The sulfide comes from sulfate in the water that makes its way into the soil in which wild rice is rooted. More specifically, sulfide is created when bacteria use carbon found in the soil in a process that transforms sulfate into sulfide. How much sulfide is produced depends on how much carbon is present. Generally speaking, the more carbon in the soil, the more bacteria will use it to turn sulfate into sulfide.
“However, we also found that if iron was also in the soil, it precipitated the sulfide, which makes it non-toxic to wild rice,” says Shore. “So, the research shows that the rice can be affected by sulfate if it turns into sulfide, but other conditions need to be present as well.”
Put it all together, and the researchers figured out that the safe levels of sulfate in a body of water are better determined by measuring how much carbon is available to make sulfide and the amount of iron present to neutralize it.

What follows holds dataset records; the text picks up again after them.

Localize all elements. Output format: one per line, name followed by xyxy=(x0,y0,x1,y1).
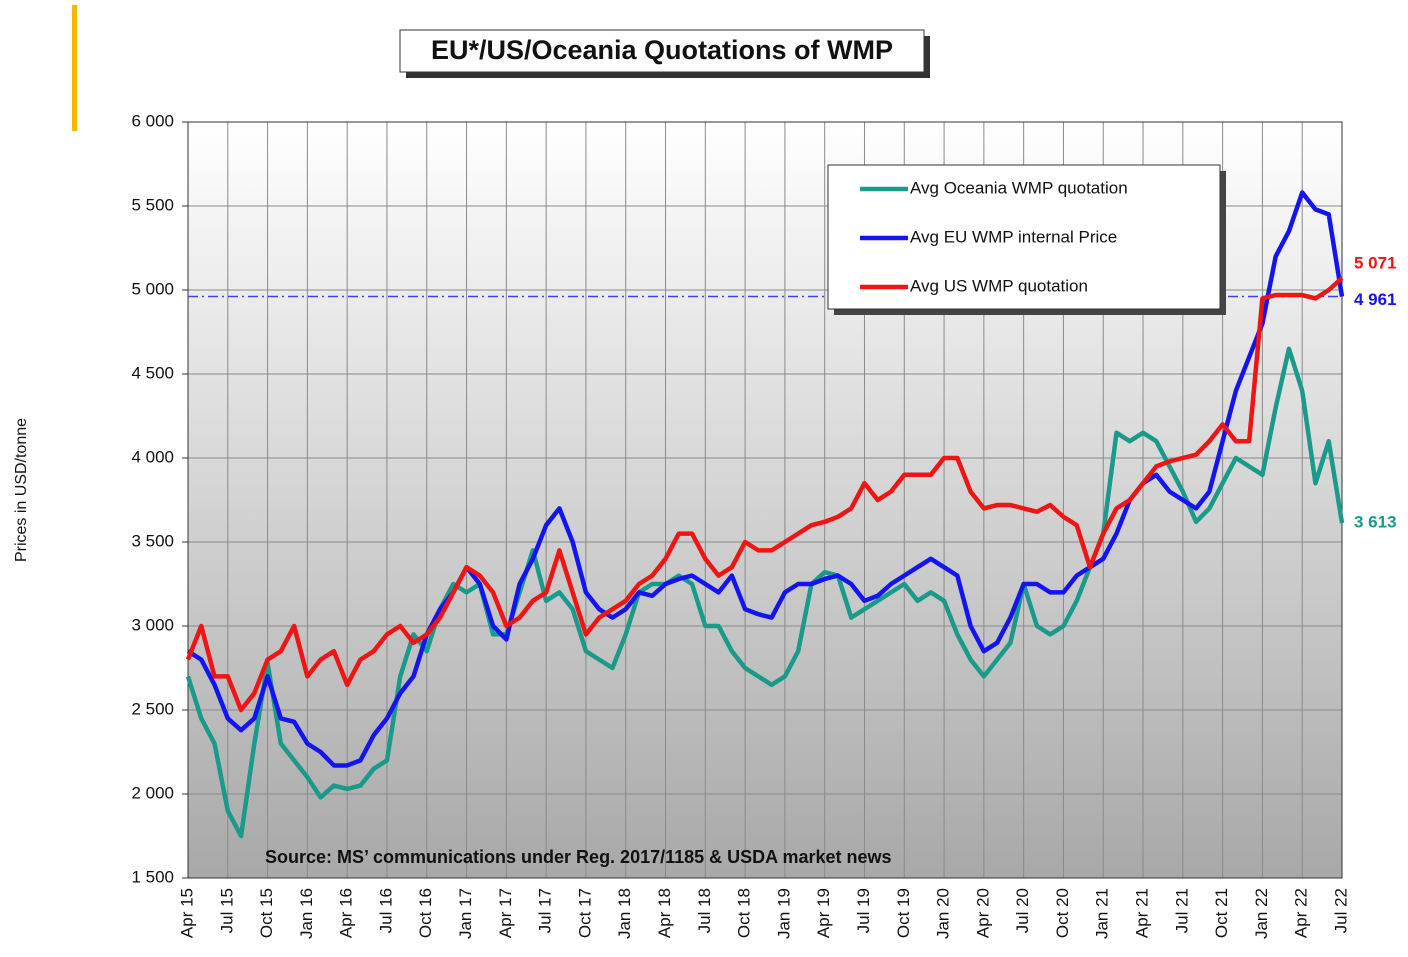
y-axis-label: Prices in USD/tonne xyxy=(13,418,30,562)
x-tick-label: Oct 18 xyxy=(735,888,754,938)
x-tick-label: Apr 19 xyxy=(814,888,833,938)
x-tick-label: Apr 21 xyxy=(1133,888,1152,938)
series-line xyxy=(185,276,1344,713)
y-tick-label: 2 000 xyxy=(131,783,174,802)
series-line xyxy=(185,346,1345,839)
source-note: Source: MS’ communications under Reg. 20… xyxy=(265,847,892,867)
y-tick-label: 2 500 xyxy=(131,699,174,718)
x-tick-label: Oct 16 xyxy=(416,888,435,938)
y-tick-label: 4 000 xyxy=(131,447,174,466)
plot-frame xyxy=(187,121,1343,879)
accent-bar xyxy=(72,5,77,131)
x-tick-label: Jan 20 xyxy=(934,888,953,939)
y-tick-label: 5 000 xyxy=(131,279,174,298)
x-tick-label: Jul 19 xyxy=(854,888,873,933)
y-tick-label: 1 500 xyxy=(131,867,174,886)
y-tick-label: 3 500 xyxy=(131,531,174,550)
x-tick-label: Apr 18 xyxy=(655,888,674,938)
end-value-label: 5 071 xyxy=(1354,254,1397,273)
x-tick-label: Jul 15 xyxy=(217,888,236,933)
x-tick-label: Oct 21 xyxy=(1212,888,1231,938)
y-tick-label: 6 000 xyxy=(131,111,174,130)
x-tick-label: Jan 21 xyxy=(1093,888,1112,939)
x-tick-label: Apr 16 xyxy=(337,888,356,938)
y-tick-label: 3 000 xyxy=(131,615,174,634)
x-tick-label: Apr 17 xyxy=(496,888,515,938)
y-tick-label: 5 500 xyxy=(131,195,174,214)
x-tick-label: Jan 17 xyxy=(456,888,475,939)
x-tick-label: Oct 17 xyxy=(575,888,594,938)
legend-label: Avg Oceania WMP quotation xyxy=(910,178,1128,197)
legend-label: Avg US WMP quotation xyxy=(910,276,1088,295)
x-tick-label: Oct 19 xyxy=(894,888,913,938)
x-tick-label: Jul 21 xyxy=(1172,888,1191,933)
x-tick-label: Oct 15 xyxy=(257,888,276,938)
x-tick-label: Jul 22 xyxy=(1331,888,1350,933)
x-tick-label: Jul 16 xyxy=(376,888,395,933)
x-tick-label: Oct 20 xyxy=(1053,888,1072,938)
title-box xyxy=(399,29,925,73)
x-tick-label: Apr 15 xyxy=(177,888,196,938)
legend-label: Avg EU WMP internal Price xyxy=(910,227,1117,246)
x-tick-label: Apr 20 xyxy=(973,888,992,938)
chart-title: EU*/US/Oceania Quotations of WMP xyxy=(431,35,893,65)
x-tick-label: Jul 17 xyxy=(536,888,555,933)
x-tick-label: Apr 22 xyxy=(1292,888,1311,938)
y-tick-label: 4 500 xyxy=(131,363,174,382)
x-tick-label: Jan 19 xyxy=(774,888,793,939)
x-tick-label: Jan 16 xyxy=(297,888,316,939)
x-tick-label: Jul 20 xyxy=(1013,888,1032,933)
x-tick-label: Jan 22 xyxy=(1252,888,1271,939)
end-value-label: 3 613 xyxy=(1354,513,1397,532)
series-line xyxy=(186,190,1345,768)
x-tick-label: Jul 18 xyxy=(695,888,714,933)
x-tick-label: Jan 18 xyxy=(615,888,634,939)
end-value-label: 4 961 xyxy=(1354,290,1397,309)
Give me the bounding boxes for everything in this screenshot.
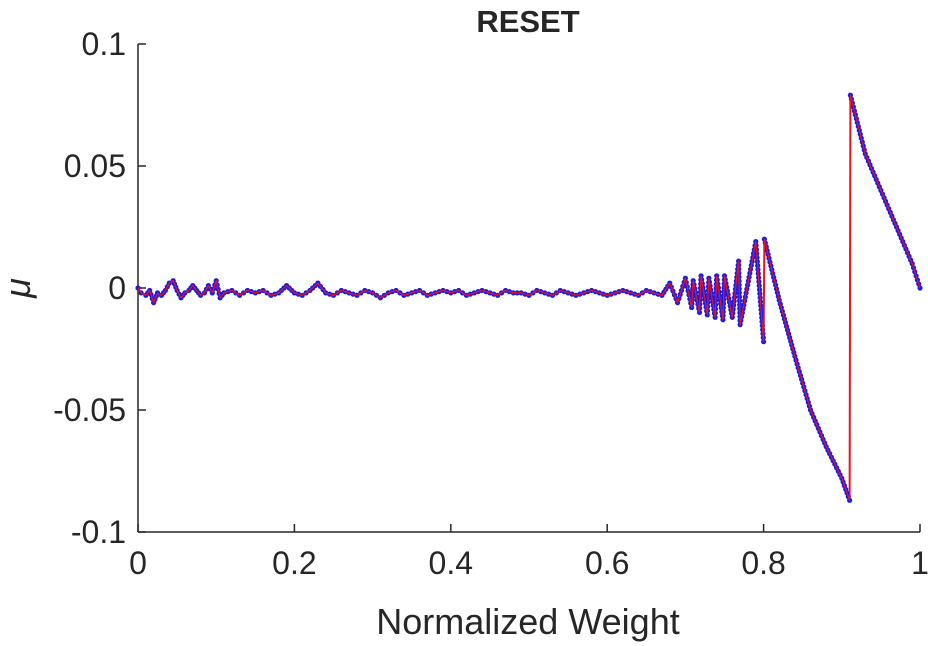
y-tick-label: 0.1 <box>82 26 126 62</box>
y-tick-label: -0.1 <box>71 514 126 550</box>
axes: 0 0.2 0.4 0.6 0.8 1 -0.1 -0.05 0 0.05 0.1 <box>53 26 928 581</box>
series-line-overlay <box>137 94 921 501</box>
y-tick-label: 0.05 <box>64 148 126 184</box>
x-tick-label: 0.4 <box>429 545 473 581</box>
x-tick-label: 0 <box>129 545 147 581</box>
series-layer <box>135 92 923 503</box>
x-tick-label: 1 <box>911 545 928 581</box>
x-tick-label: 0.2 <box>272 545 316 581</box>
x-axis-label: Normalized Weight <box>376 601 679 642</box>
chart-title: RESET <box>476 4 579 39</box>
series <box>135 92 923 503</box>
y-tick-label: -0.05 <box>53 392 126 428</box>
x-tick-label: 0.8 <box>741 545 785 581</box>
y-axis-label: μ <box>0 278 38 299</box>
x-tick-label: 0.6 <box>585 545 629 581</box>
y-tick-label: 0 <box>108 270 126 306</box>
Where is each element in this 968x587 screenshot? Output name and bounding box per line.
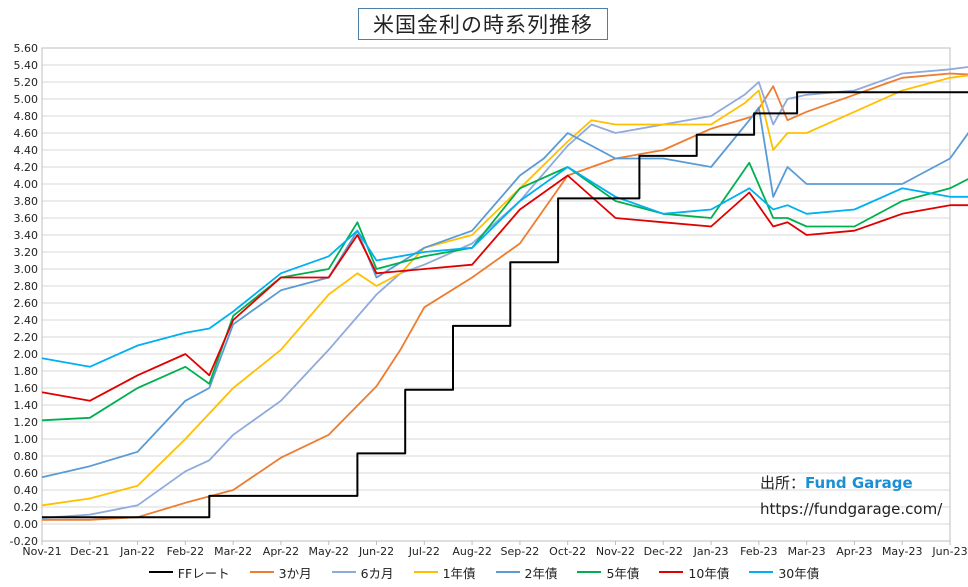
x-tick-label: Jul-22 [408, 545, 440, 558]
y-tick-label: 4.20 [14, 161, 39, 174]
legend-label: 6カ月 [360, 565, 394, 581]
y-tick-label: 1.60 [14, 382, 39, 395]
x-tick-label: Dec-21 [70, 545, 109, 558]
series-line-1 [42, 91, 968, 519]
y-tick-label: 0.40 [14, 484, 39, 497]
y-tick-label: 1.20 [14, 416, 39, 429]
series-line-2 [42, 72, 968, 521]
series-line-8 [41, 166, 968, 368]
y-tick-label: 3.20 [14, 246, 39, 259]
x-tick-label: May-23 [882, 545, 923, 558]
legend-swatch [413, 571, 438, 573]
x-tick-label: Sep-22 [501, 545, 540, 558]
x-tick-label: Oct-22 [549, 545, 586, 558]
y-tick-label: 1.40 [14, 399, 39, 412]
legend-swatch [331, 571, 356, 573]
y-tick-label: 2.00 [14, 348, 39, 361]
y-tick-label: 4.60 [14, 127, 39, 140]
legend-swatch [659, 571, 684, 573]
legend-item: 6カ月 [331, 563, 394, 582]
x-tick-label: Nov-22 [596, 545, 635, 558]
x-tick-label: Jan-23 [693, 545, 729, 558]
x-tick-label: May-22 [308, 545, 349, 558]
legend-item: 30年債 [749, 563, 819, 582]
y-tick-label: 3.00 [14, 263, 39, 276]
series-line-5 [41, 106, 968, 479]
x-tick-label: Jan-22 [119, 545, 155, 558]
y-tick-label: 2.60 [14, 297, 39, 310]
y-tick-label: 4.00 [14, 178, 39, 191]
chart-title: 米国金利の時系列推移 [358, 8, 608, 40]
legend-item: FFレート [148, 563, 230, 582]
legend-label: FFレート [177, 565, 230, 581]
y-tick-label: 3.60 [14, 212, 39, 225]
x-tick-label: Nov-21 [22, 545, 61, 558]
series-line-7 [41, 174, 968, 402]
y-tick-label: 2.80 [14, 280, 39, 293]
source-label: 出所：Fund Garage [760, 472, 913, 493]
x-tick-label: Apr-23 [836, 545, 872, 558]
y-tick-label: 1.00 [14, 433, 39, 446]
plot-border [41, 47, 951, 542]
x-tick-label: Apr-22 [263, 545, 299, 558]
y-tick-label: 5.40 [14, 59, 39, 72]
y-tick-label: 2.20 [14, 331, 39, 344]
legend-item: 1年債 [413, 563, 476, 582]
legend-label: 5年債 [606, 565, 640, 581]
y-tick-label: 0.20 [14, 501, 39, 514]
series-line-4 [41, 74, 968, 507]
y-tick-label: 0.60 [14, 467, 39, 480]
legend-label: 3か月 [278, 565, 312, 581]
x-tick-label: Feb-23 [740, 545, 777, 558]
legend-item: 3か月 [249, 563, 312, 582]
legend-swatch [495, 571, 520, 573]
x-tick-label: Dec-22 [644, 545, 683, 558]
x-tick-label: Mar-22 [214, 545, 252, 558]
legend-swatch [148, 571, 173, 573]
x-tick-label: Aug-22 [452, 545, 491, 558]
legend-label: 2年債 [524, 565, 558, 581]
y-tick-label: 0.00 [14, 518, 39, 531]
legend-item: 5年債 [577, 563, 639, 582]
y-tick-label: 5.60 [14, 42, 39, 55]
series-line-3 [41, 66, 968, 519]
y-tick-label: 3.80 [14, 195, 39, 208]
y-tick-label: 1.80 [14, 365, 39, 378]
legend-item: 2年債 [495, 563, 558, 582]
y-tick-label: -0.20 [10, 535, 38, 548]
source-brand: Fund Garage [805, 474, 913, 492]
source-url: https://fundgarage.com/ [760, 500, 943, 518]
legend-swatch [249, 571, 274, 573]
legend-swatch [749, 571, 774, 573]
y-tick-label: 5.00 [14, 93, 39, 106]
x-tick-label: Feb-22 [167, 545, 204, 558]
y-tick-label: 4.40 [14, 144, 39, 157]
legend-item: 10年債 [659, 563, 729, 582]
y-tick-label: 0.80 [14, 450, 39, 463]
x-tick-label: Jun-22 [358, 545, 394, 558]
y-tick-label: 2.40 [14, 314, 39, 327]
y-tick-label: 3.40 [14, 229, 39, 242]
legend-label: 10年債 [688, 565, 730, 581]
x-tick-label: Mar-23 [788, 545, 826, 558]
y-tick-label: 4.80 [14, 110, 39, 123]
chart-legend: FFレート 3か月 6カ月 1年債 2年債 5年債 10年債 30年債 [0, 561, 968, 583]
legend-label: 30年債 [778, 565, 820, 581]
x-tick-label: Jun-23 [931, 545, 967, 558]
source-prefix: 出所： [760, 474, 806, 492]
y-tick-label: 5.20 [14, 76, 39, 89]
legend-label: 1年債 [442, 565, 476, 581]
series-line-6 [41, 161, 968, 422]
legend-swatch [577, 571, 602, 573]
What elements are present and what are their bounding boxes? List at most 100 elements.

The research is now being used by the Minnesota Pollution Control Agency (MPCA) to precisely calculate safe sulfate levels for each lake, stream, or wetland that supports wild rice.
“The MPCA used our description of how the process works to create a formula — instead of a fixed standard — for regulating sulfate in discharge water based on the amounts of carbon and iron present in affected lakes,” says Shore. “It’s a really cool, innovative, and new approach.”
According to Shore, the new approach drops the error in regulating the sulfate levels in lakes from more than 30 percent to 16 percent.
“It’s pretty exciting to be part of this project that will go into a policy and standard that will do a much better job at ensuring that we have conditions where wild rice can grow and protect a resource that is so important to Minnesotans,” says Shore.